Simultaneously, it enables speculators to profit from commodities that are predicted to increase in value in the future. While the typical investor may trade futures and options in the stock market, commodities training takes a little more knowledge.
For futures, how much margin do you require?
Futures margin is typically 3-12 percent of the notional value of the contract, compared to up to 50 percent of the face value of securities acquired on margin.
What is the best way to trade gold futures?
Markets for Futures Gold can be traded in a variety of ways. The most common method is to use a futures contract, which is an agreement to buy or sell something in the future, such as gold. Purchasing a gold futures contract does not imply that you must take physical ownership of the metal.
What if you don’t sell your futures contract?
It will not be rolled-over if you do not square-off futures. The payment will be made in cash. If you want to roll over, you must square-off manually and then buy stock futures for the next month.

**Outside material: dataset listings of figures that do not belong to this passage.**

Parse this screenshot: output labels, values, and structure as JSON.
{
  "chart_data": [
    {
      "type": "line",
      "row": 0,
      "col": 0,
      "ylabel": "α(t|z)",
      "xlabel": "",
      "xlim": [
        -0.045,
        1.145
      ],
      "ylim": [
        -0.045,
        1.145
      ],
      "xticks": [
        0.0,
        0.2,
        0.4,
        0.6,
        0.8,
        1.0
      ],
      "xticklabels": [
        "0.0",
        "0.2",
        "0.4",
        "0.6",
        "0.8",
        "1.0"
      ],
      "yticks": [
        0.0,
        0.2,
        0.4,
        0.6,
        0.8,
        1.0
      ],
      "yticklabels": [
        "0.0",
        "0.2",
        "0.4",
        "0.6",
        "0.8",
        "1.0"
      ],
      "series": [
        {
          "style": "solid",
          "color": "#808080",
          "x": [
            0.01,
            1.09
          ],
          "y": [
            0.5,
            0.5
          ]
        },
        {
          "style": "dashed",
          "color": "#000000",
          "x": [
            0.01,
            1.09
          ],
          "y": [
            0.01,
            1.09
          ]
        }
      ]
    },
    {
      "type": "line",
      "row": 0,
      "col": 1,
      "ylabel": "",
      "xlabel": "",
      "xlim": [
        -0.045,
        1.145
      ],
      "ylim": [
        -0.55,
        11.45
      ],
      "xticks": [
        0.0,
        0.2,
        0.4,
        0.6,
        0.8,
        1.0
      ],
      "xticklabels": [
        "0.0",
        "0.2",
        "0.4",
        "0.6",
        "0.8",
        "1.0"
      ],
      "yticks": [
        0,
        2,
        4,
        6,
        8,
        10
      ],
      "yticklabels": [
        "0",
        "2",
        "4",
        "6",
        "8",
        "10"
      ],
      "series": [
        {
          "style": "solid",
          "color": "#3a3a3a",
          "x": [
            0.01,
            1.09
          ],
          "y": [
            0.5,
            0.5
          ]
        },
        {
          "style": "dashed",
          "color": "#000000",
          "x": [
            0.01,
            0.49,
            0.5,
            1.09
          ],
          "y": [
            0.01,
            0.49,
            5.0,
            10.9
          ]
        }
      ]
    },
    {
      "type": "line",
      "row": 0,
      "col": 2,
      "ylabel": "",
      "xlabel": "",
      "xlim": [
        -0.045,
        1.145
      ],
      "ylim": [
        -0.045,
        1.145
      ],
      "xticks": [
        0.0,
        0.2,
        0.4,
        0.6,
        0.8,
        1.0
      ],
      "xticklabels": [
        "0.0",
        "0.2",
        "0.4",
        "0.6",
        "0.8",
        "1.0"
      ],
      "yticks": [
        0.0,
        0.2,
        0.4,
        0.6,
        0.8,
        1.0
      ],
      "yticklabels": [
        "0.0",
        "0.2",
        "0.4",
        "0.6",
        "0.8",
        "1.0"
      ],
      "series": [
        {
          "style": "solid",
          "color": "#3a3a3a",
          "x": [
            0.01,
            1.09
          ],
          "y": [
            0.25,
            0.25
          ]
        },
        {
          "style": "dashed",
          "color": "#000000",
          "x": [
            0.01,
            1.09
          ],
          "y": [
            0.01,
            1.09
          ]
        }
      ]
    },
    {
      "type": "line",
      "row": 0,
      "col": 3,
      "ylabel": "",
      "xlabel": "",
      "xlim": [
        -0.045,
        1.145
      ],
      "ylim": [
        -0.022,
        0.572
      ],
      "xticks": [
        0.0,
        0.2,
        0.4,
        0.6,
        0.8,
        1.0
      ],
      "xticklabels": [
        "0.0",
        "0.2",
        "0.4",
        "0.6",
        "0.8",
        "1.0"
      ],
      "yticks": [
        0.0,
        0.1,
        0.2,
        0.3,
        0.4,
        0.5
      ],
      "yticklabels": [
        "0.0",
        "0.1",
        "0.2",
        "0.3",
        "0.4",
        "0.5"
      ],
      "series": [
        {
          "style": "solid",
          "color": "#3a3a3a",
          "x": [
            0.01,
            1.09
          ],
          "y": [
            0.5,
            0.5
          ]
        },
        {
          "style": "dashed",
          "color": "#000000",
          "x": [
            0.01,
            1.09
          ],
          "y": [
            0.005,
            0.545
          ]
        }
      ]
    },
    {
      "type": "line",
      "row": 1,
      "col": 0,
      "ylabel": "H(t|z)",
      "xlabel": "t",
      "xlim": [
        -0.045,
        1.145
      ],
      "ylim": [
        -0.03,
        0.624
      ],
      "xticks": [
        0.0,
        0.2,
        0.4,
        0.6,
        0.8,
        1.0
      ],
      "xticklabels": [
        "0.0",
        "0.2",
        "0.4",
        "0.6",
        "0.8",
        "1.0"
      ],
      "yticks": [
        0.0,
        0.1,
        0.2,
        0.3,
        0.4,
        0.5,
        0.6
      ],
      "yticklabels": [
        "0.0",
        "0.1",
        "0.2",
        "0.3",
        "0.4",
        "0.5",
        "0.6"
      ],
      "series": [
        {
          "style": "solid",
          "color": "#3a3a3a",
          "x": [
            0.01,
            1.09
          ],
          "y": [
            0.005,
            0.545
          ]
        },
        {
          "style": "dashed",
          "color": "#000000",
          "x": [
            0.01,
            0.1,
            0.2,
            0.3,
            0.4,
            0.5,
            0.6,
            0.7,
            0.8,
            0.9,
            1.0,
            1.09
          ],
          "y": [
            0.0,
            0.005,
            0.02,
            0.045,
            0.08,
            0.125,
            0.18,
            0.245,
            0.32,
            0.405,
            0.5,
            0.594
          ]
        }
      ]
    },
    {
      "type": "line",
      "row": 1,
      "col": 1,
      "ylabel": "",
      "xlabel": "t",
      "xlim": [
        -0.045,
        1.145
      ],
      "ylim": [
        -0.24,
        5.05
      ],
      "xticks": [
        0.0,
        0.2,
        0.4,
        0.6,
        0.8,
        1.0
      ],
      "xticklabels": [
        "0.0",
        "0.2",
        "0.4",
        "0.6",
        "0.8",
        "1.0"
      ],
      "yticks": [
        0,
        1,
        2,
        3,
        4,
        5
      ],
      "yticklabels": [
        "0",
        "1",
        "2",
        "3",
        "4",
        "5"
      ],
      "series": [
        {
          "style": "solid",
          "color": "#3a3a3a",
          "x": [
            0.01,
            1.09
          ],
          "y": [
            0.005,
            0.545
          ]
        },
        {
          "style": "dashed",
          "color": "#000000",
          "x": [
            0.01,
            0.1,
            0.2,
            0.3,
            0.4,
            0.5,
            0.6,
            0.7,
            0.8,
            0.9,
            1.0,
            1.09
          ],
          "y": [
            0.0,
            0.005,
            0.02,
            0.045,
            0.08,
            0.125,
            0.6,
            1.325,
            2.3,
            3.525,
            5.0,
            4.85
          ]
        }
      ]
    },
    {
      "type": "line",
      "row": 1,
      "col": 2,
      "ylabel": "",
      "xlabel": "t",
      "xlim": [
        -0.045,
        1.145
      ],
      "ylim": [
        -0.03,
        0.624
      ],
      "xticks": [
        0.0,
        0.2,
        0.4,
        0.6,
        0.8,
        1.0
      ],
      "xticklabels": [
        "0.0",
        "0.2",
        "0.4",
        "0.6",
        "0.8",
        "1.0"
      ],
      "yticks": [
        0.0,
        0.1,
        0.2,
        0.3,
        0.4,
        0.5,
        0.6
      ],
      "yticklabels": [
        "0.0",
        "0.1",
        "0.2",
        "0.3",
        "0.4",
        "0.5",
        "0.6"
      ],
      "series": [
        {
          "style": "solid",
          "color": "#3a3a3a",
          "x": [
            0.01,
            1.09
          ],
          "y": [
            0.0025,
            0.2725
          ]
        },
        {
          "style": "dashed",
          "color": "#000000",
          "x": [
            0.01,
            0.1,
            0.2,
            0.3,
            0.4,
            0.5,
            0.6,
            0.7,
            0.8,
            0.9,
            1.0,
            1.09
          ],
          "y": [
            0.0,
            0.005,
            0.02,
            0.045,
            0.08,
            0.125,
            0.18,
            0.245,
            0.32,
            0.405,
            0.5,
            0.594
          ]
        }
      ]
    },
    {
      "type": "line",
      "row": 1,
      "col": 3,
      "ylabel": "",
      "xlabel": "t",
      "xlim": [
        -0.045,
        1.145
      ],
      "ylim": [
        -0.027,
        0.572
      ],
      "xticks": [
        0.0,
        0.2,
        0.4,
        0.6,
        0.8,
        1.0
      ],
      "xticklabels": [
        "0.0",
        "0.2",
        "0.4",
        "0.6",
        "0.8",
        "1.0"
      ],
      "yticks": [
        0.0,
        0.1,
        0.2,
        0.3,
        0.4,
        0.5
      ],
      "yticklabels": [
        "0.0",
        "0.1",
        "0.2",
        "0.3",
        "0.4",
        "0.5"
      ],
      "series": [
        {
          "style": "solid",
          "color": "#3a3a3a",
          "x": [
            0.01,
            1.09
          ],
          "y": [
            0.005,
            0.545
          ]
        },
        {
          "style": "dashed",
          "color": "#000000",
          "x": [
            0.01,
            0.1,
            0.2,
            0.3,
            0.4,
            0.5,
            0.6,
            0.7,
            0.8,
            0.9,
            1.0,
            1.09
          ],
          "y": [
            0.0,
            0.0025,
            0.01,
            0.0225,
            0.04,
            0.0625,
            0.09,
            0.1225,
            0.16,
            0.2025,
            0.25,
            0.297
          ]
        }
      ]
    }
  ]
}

What is the formula for calculating futures roll prices?
An investor who wants to invest in the commodity will purchase a specific contract. In this instance, they will choose a contract with a lengthier term. From the standpoint of a roll yield, the price of a contract will decline or roll down towards the price of the next closest contract as time passes. It will then decrease in price until it reaches the price of the next contract, and so on.
Roll yield is the term for this process, and in the case of contango, the return is negative because prices are declining. In this instance, the investor must decide whether to sell the present contract or wait for it to expire in order to maintain future commodities exposure. They will then reinvest in a contract with a longer term, thus continuing the cycle.
What is Backwardation?
The market is said to be in backwardation when the prices of longer-dated contracts are lower than those of shorter-dated contracts. It can happen when a commodity’s current inventory level is low.
Drought or heavy rainfall, for example, can result in a bad agricultural crop. Commodities for the current season would be in limited supply in such instances, causing contracts for this year’s crop to rise. Because a typical investor buying at market price would sell the contract at a somewhat higher price, the price of the longer-dated contract would roll up to the next closest contract. It is the means by which investors might receive a positive roll yield.
Calculating Roll Yield
An investor must know the rates of the two futures contracts as well as the current price of the underlying asset, which in this example is a commodity, in order to compute roll yield. Assume June soybean futures are trading at $100, and July futures are trading at $95, with the spot price at $100.
Investor X predicted that soybean prices will either stay the same or rise. As a result, she chose to extend the contract until July, although the spot price ($100) remains the same on the expiration date. The roll yield of Investor X would be as follows:
In futures trading, who pays the margin?
Margin money is money put up by the buyer or seller of a futures contract to cover a portion of the total value of the commodities future being bought or sold. This deposit is required by commodity exchange laws and must be made with a registered futures commission merchant (RFCM) prior to the purchase or sale of a futures contract. Margin money is simply an assurance that the trader, who is also the RFCM’s customer, will keep his end of the bargain.